Atas nama kemasan gaya hidup modern, jaringan kapitalisme global selalu merayu pembeli dan calon pembeli agar senantiasa setia dibabtis menjadi konsumen loyal. Lewat rayuannya yang dahsyat, para pemilik kartu kredit dikondisikan sedemikian rupa untuk selalu berbelanja, agar para konsumen loyal ini mendapatkan diskon dan reward point atas objek barang dan jasa yang dibelinya.

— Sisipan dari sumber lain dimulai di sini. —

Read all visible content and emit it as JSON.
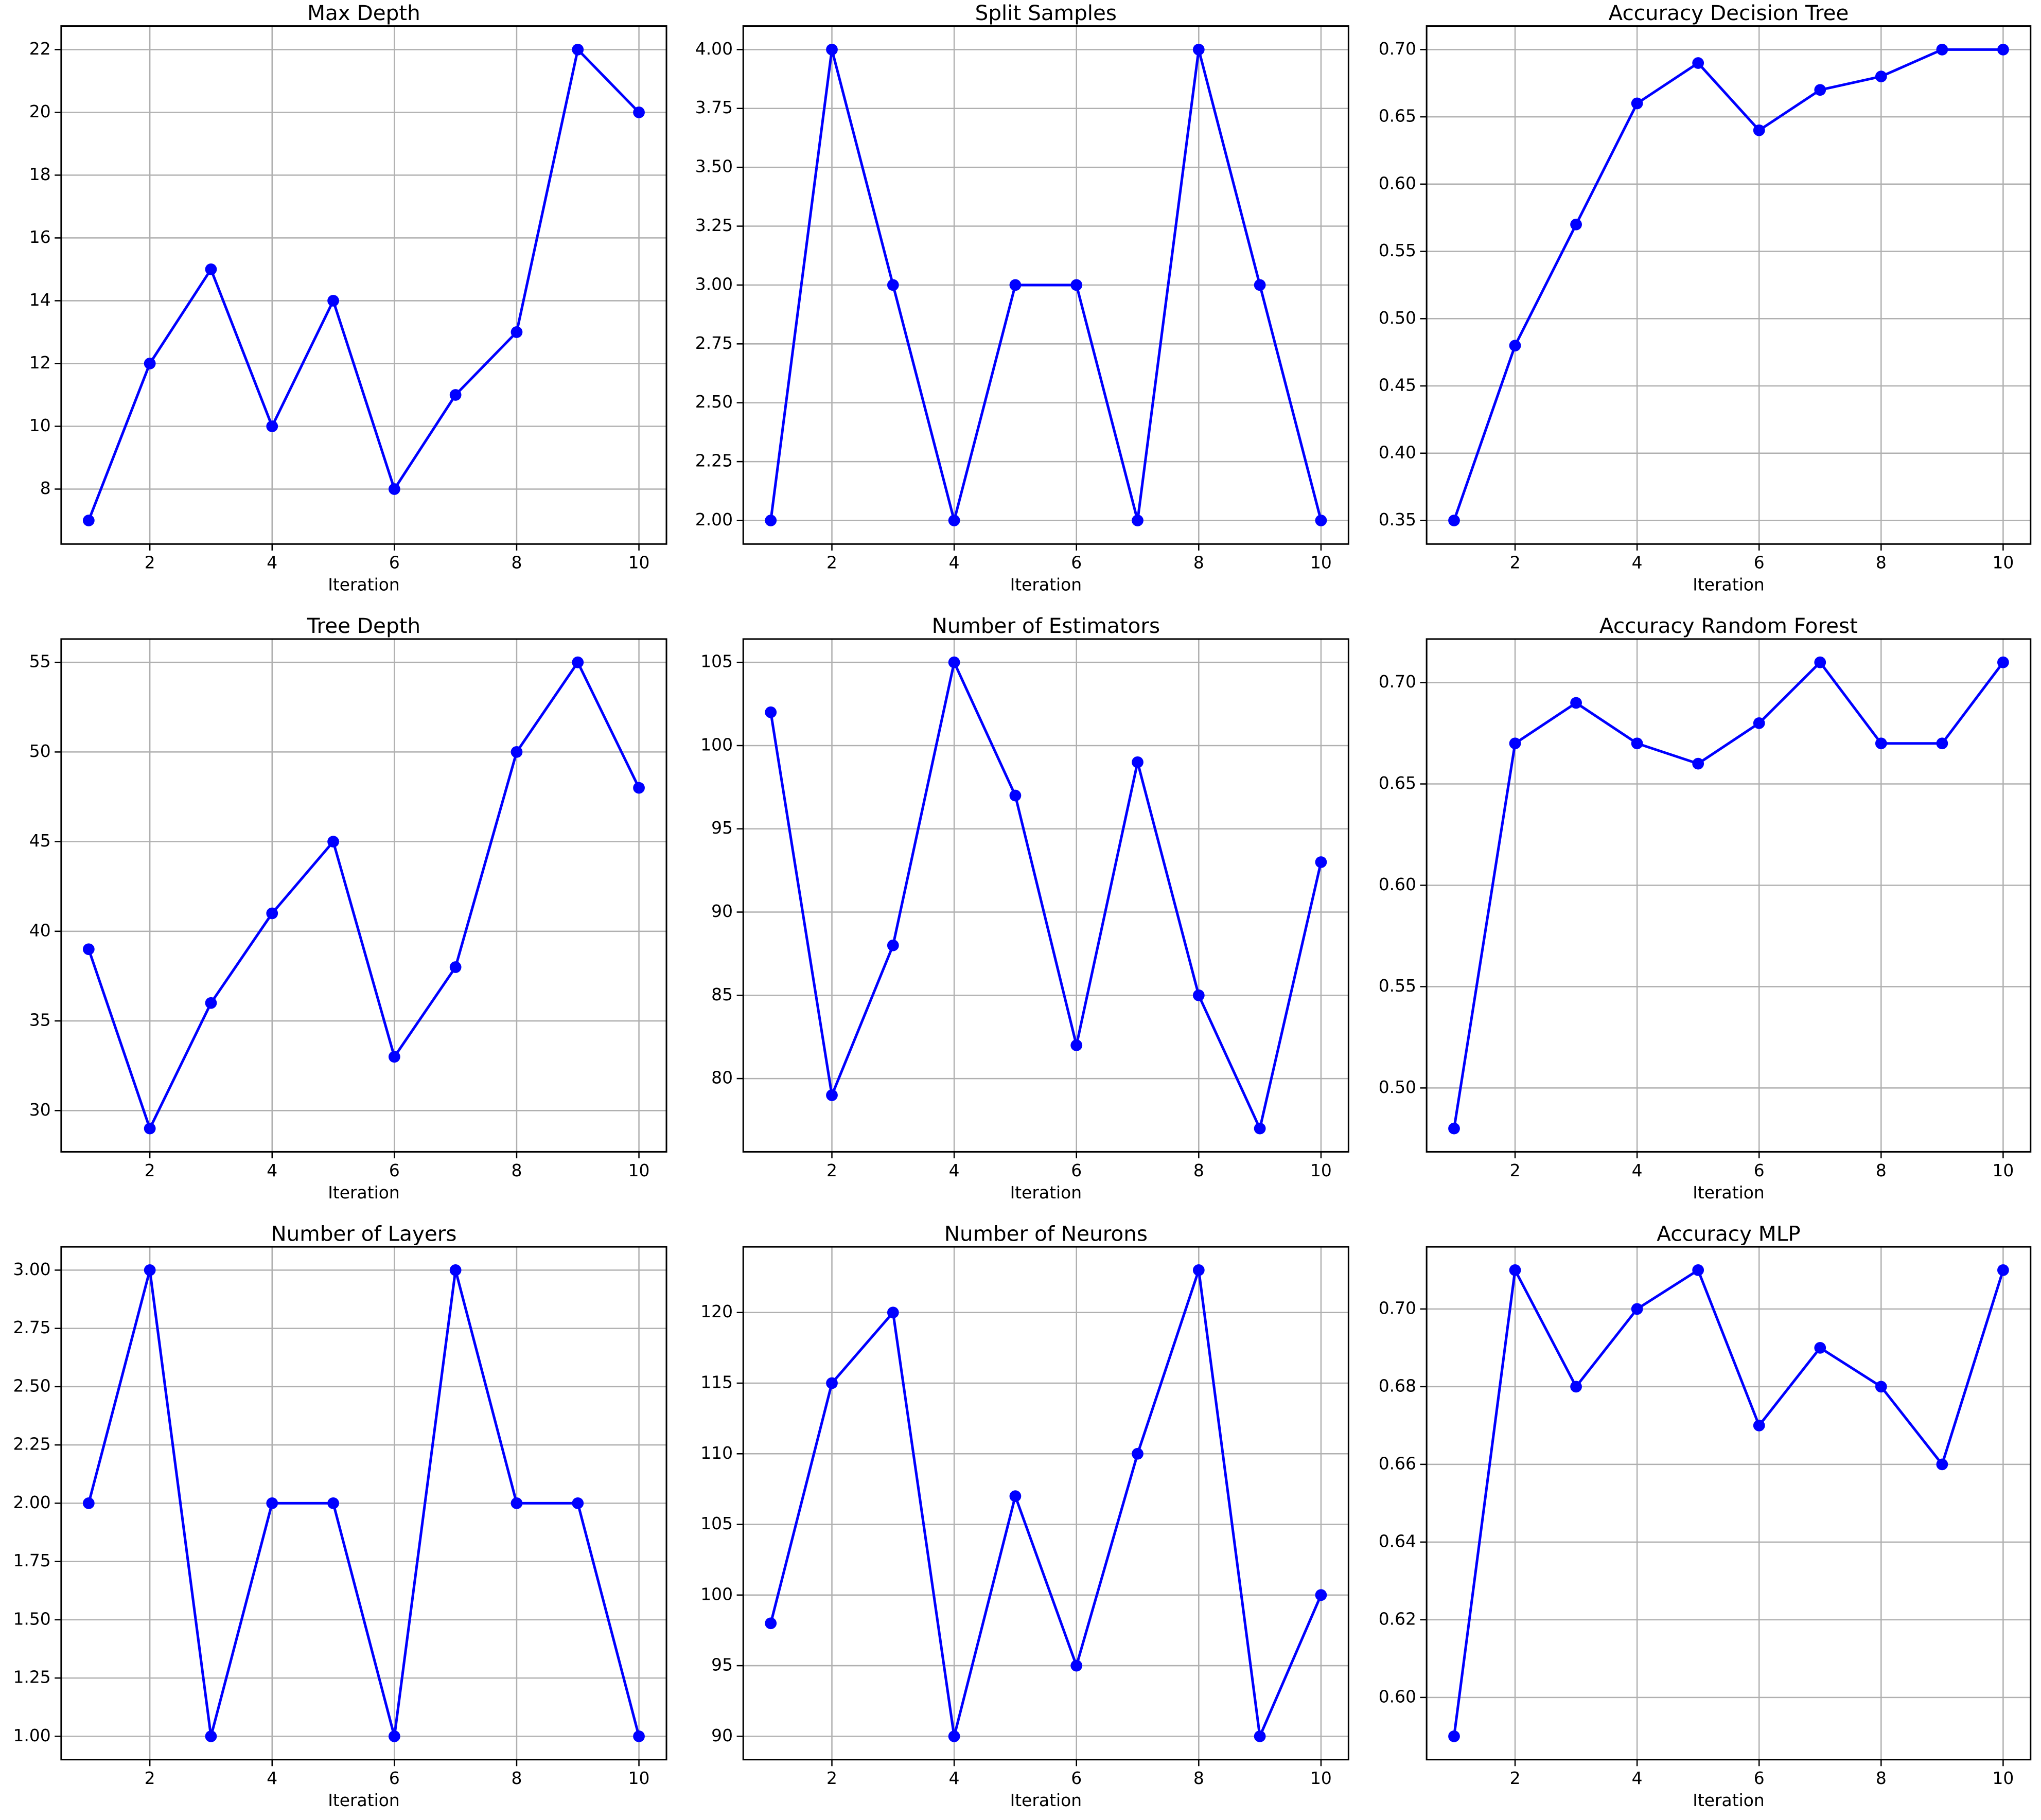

Di dalam benak konsumen loyal ditiupkan untaian kata mutiara: ‘’Demi sebuah rasa aman, berbelanjalah dengan menggunakan kartu kredit. Demi sebuah kenyamanan hidup di abad modern, berbelanjalah dengan cara berhutang. Sebab hidup dalam naungan hutang adalah representasi manusia modern’’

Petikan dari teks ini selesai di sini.